Lightweight companies — those wrapping a single layer on top of an LLM — will be killed by LLM progress. Companies that own a complete Data + Ontology + Agent system see the opposite effect: the stronger the LLM, the stronger our system's output, the higher the value we deliver.
3. Frontier models are not our competition — they are a distribution channel.
The APIs from OpenAI, Anthropic, and Google are not competing with us; they are one of our distribution channels. When a customer asks ChatGPT a patent question, ChatGPT can call Patsnap's MCP interface to answer it. The stronger the frontier model, the more customers it reaches, and the more questions it surfaces that it cannot answer alone and must route to Patsnap. OpenAI and Patsnap are not in a substitution relationship — they are in a feed-in relationship.
4. Our commercial model is correlated with, not against, frontier-model progress.
We do not charge license fees.

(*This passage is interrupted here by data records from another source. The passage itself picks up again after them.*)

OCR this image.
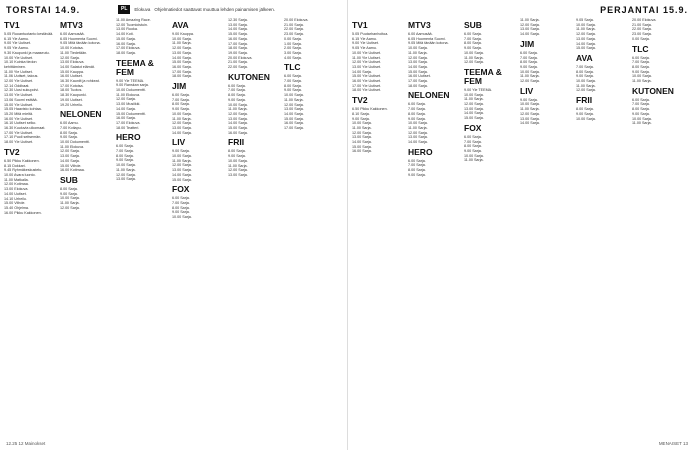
TORSTAI 14.9.	PL	Elokuva Ohjelmatiedot saattavat muuttua lehden painamisen jälkeen.
TV1

5.05 Ruoantuotanto kestävää.

6.15 Yle Aamu.

9.00 Yle Uutiset.

9.05 Yle Aamu.

9.30 Kaupunki ja maaseutu.

10.00 Yle Uutiset.

10.10 Kuinka tiedon kehittäminen.

11.00 Yle Uutiset.

11.06 Uutiset, talous.

12.00 Yle Uutiset.

12.14 Oddbaat.

12.30 Uusi sukupolvi.

13.00 Yle Uutiset.

13.06 Suomi esittää.

15.00 Yle Uutiset.

15.05 Haavisto kohtaa.

15.20 Mitä mieltä.

16.00 Yle Uutiset.

16.10 Uutiset selko.

16.30 Kuuluvia ulkomaat.

17.00 Yle Uutiset.

17.10 Puoli seitsemän.

18.00 Yle Uutiset.

TV2

6.50 Pikku Kakkonen.

8.15 Dokkari.

9.45 Ryhmäkeskustelu.

10.00 Avara luonto.

11.00 Matkalla.

12.00 Kotimaa.

13.00 Elokuva.

14.00 Uutiset.

14.10 Urheilu.

15.00 Viihde.

15.40 Ohjelma.

16.00 Pikku Kakkonen.

MTV3

6.00 Aamusää.

6.05 Huomenta Suomi.

9.05 Mitä tänään kotona.

10.00 Kotoisa.

11.00 Tiedetään.

12.00 Sarja.

13.00 Elokuva.

14.00 Salatut elämät.

15.00 Kauppa.

16.00 Uutiset.

16.30 Kauniit ja rohkeat.

17.00 Kotoisa.

18.00 Tuotos.

18.30 Kaupunki.

19.00 Uutiset.

19.20 Urheilu.

NELONEN

6.00 Aamu.

7.00 Kotiapu.

8.00 Sarja.

9.00 Sarja.

10.00 Dokumentti.

11.00 Elokuva.

12.00 Sarja.

13.00 Sarja.

14.00 Sarja.

15.00 Viihde.

16.00 Kotimaa.

SUB

8.00 Sarja.

9.00 Sarja.

10.00 Sarja.

11.00 Sarja.

12.00 Sarja.

11.00 Amazing Race.

12.00 Tuomioistuin.

13.00 Ruoka.

14.00 Koti.

15.00 Sarja.

16.00 Sarja.

17.00 Elokuva.

18.00 Sarja.

TEEMA & FEM

9.00 Yle TEEMA.

9.00 Ranskan sarja.

10.00 Dokumentti.

11.00 Elokuva.

12.00 Sarja.

13.00 Musiikki.

14.00 Sarja.

15.00 Dokumentti.

16.00 Sarja.

17.00 Elokuva.

18.00 Teatteri.

HERO

6.00 Sarja.

7.00 Sarja.

8.00 Sarja.

9.00 Sarja.

10.00 Sarja.

11.00 Sarja.

12.00 Sarja.

13.00 Sarja.

AVA

9.00 Kauppa.

10.00 Sarja.

11.00 Sarja.

12.00 Sarja.

13.00 Sarja.

14.00 Sarja.

15.00 Sarja.

16.00 Sarja.

17.00 Sarja.

18.00 Sarja.

JIM

6.00 Sarja.

7.00 Sarja.

8.00 Sarja.

9.00 Sarja.

10.00 Sarja.

11.00 Sarja.

12.00 Sarja.

13.00 Sarja.

14.00 Sarja.

LIV

9.00 Sarja.

10.00 Sarja.

11.00 Sarja.

12.00 Sarja.

13.00 Sarja.

14.00 Sarja.

15.00 Sarja.

FOX

6.00 Sarja.

7.00 Sarja.

8.00 Sarja.

9.00 Sarja.

10.00 Sarja.

12.30 Sarja.

13.00 Sarja.

14.00 Sarja.

15.00 Sarja.

16.00 Sarja.

17.00 Sarja.

18.00 Sarja.

19.00 Sarja.

20.00 Elokuva.

21.00 Sarja.

22.00 Sarja.

KUTONEN

6.00 Sarja.

7.00 Sarja.

8.00 Sarja.

9.00 Sarja.

10.00 Sarja.

11.00 Sarja.

12.00 Sarja.

13.00 Sarja.

14.00 Sarja.

15.00 Sarja.

16.00 Sarja.

FRII

8.00 Sarja.

9.00 Sarja.

10.00 Sarja.

11.00 Sarja.

12.00 Sarja.

13.00 Sarja.

20.00 Elokuva.

21.00 Sarja.

22.00 Sarja.

23.00 Sarja.

0.00 Sarja.

1.00 Sarja.

2.00 Sarja.

3.00 Sarja.

4.00 Sarja.

TLC

6.00 Sarja.

7.00 Sarja.

8.00 Sarja.

9.00 Sarja.

10.00 Sarja.

11.00 Sarja.

12.00 Sarja.

13.00 Sarja.

14.00 Sarja.

15.00 Sarja.

16.00 Sarja.

17.00 Sarja.

12.25 12 Mainokset
PERJANTAI 15.9.
TV1

5.05 Puutarhanhoitoa.

6.15 Yle Aamu.

9.00 Yle Uutiset.

9.05 Yle Aamu.

10.00 Yle Uutiset.

11.00 Yle Uutiset.

12.00 Yle Uutiset.

13.00 Yle Uutiset.

14.00 Sarja.

15.00 Yle Uutiset.

16.00 Yle Uutiset.

17.00 Yle Uutiset.

18.00 Yle Uutiset.

TV2

6.50 Pikku Kakkonen.

8.10 Sarja.

9.00 Sarja.

10.00 Sarja.

11.00 Sarja.

12.00 Sarja.

13.00 Sarja.

14.00 Sarja.

15.00 Sarja.

16.00 Sarja.

MTV3

6.00 Aamusää.

6.05 Huomenta Suomi.

9.05 Mitä tänään kotona.

10.00 Sarja.

11.00 Sarja.

12.00 Sarja.

13.00 Sarja.

14.00 Sarja.

15.00 Sarja.

16.00 Uutiset.

17.00 Sarja.

18.00 Sarja.

NELONEN

6.00 Sarja.

7.00 Sarja.

8.00 Sarja.

9.00 Sarja.

10.00 Sarja.

11.00 Sarja.

12.00 Sarja.

13.00 Sarja.

14.00 Sarja.

HERO

6.00 Sarja.

7.00 Sarja.

8.00 Sarja.

9.00 Sarja.

SUB

6.00 Sarja.

7.00 Sarja.

8.00 Sarja.

9.00 Sarja.

10.00 Sarja.

11.00 Sarja.

12.00 Sarja.

TEEMA & FEM

9.00 Yle TEEMA.

10.00 Sarja.

11.00 Sarja.

12.00 Sarja.

13.00 Sarja.

14.00 Sarja.

15.00 Sarja.

FOX

6.00 Sarja.

7.00 Sarja.

8.00 Sarja.

9.00 Sarja.

10.00 Sarja.

11.00 Sarja.

11.00 Sarja.

12.00 Sarja.

13.00 Sarja.

14.00 Sarja.

JIM

6.00 Sarja.

7.00 Sarja.

8.00 Sarja.

9.00 Sarja.

10.00 Sarja.

11.00 Sarja.

12.00 Sarja.

LIV

9.00 Sarja.

10.00 Sarja.

11.00 Sarja.

12.00 Sarja.

13.00 Sarja.

14.00 Sarja.

9.05 Sarja.

10.00 Sarja.

11.00 Sarja.

12.00 Sarja.

13.00 Sarja.

14.00 Sarja.

15.00 Sarja.

AVA

7.00 Sarja.

8.00 Sarja.

9.00 Sarja.

10.00 Sarja.

11.00 Sarja.

12.00 Sarja.

FRII

8.00 Sarja.

9.00 Sarja.

10.00 Sarja.

20.00 Elokuva.

21.00 Sarja.

22.00 Sarja.

23.00 Sarja.

0.00 Sarja.

TLC

6.00 Sarja.

7.00 Sarja.

8.00 Sarja.

9.00 Sarja.

10.00 Sarja.

11.00 Sarja.

KUTONEN

6.00 Sarja.

7.00 Sarja.

8.00 Sarja.

9.00 Sarja.

10.00 Sarja.

11.00 Sarja.

MENAISET 13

We charge three things:
Decision fee — charged per R&D decision executed
Token fee — usage-based pricing on MCP interface calls
Sovereign deployment fee — annual fee for private, on-premise deployments
Frontier model prices fall → more customers use AI → more decisions run on Patsnap → Patsnap revenue rises. The direction is the same, not opposite.
5. Customers don't pick sides. They use both.
Over 18,000 customer R&D teams use ChatGPT (for email drafting and brainstorming) and Patsnap (for freedom-to-operate, decision audit trails) every day, in parallel. The two tools do entirely different things. Customers don't need to close one to open the other.
Our ultimate goal is not to make customers "open Patsnap" — it is to embed Patsnap into the tools they already open every day: Microsoft Word, CAD, PLM systems, Anaqua, Notion, SharePoint. The user uses Patsnap without knowing they are using Patsnap. Distribution is king — not product features.
Defence 2: We vs other AI company
Patsnap AI | Generic AI |
|---|---|
Patents, technology intelligence, R&D workflows | General text, chat, coding |
Customers are CTOs, IP heads, R&D leaders | Customers are everyone |
Build for domain experts and high-stakes R&D | build for everyone and general tasks |
Decisions worth billions | Decisions worth a retry |
One wrong call ends a strategy | One wrong call ends a chat |
19 years Depth | Breadth |
Golden Quote:They built a feature. We built the field.
"Every few quarters, a new IP agent startup raises a round and a headline. They are right that AI is rewriting how patent work gets done — we agreed with that thesis 19 years ago, when they were not yet companies. The difference is this: they are building a product on top of a market that we built. Drafting an office action faster is a feature. Owning the decision substrate that 18,000 R&D teams have committed three years of audit trails to — that is a field. Features get acquired. Fields get listed."
Core Defence Logic
1. Wrong frame: This is not "new AI vs. old incumbent." This is "feature company vs. field company."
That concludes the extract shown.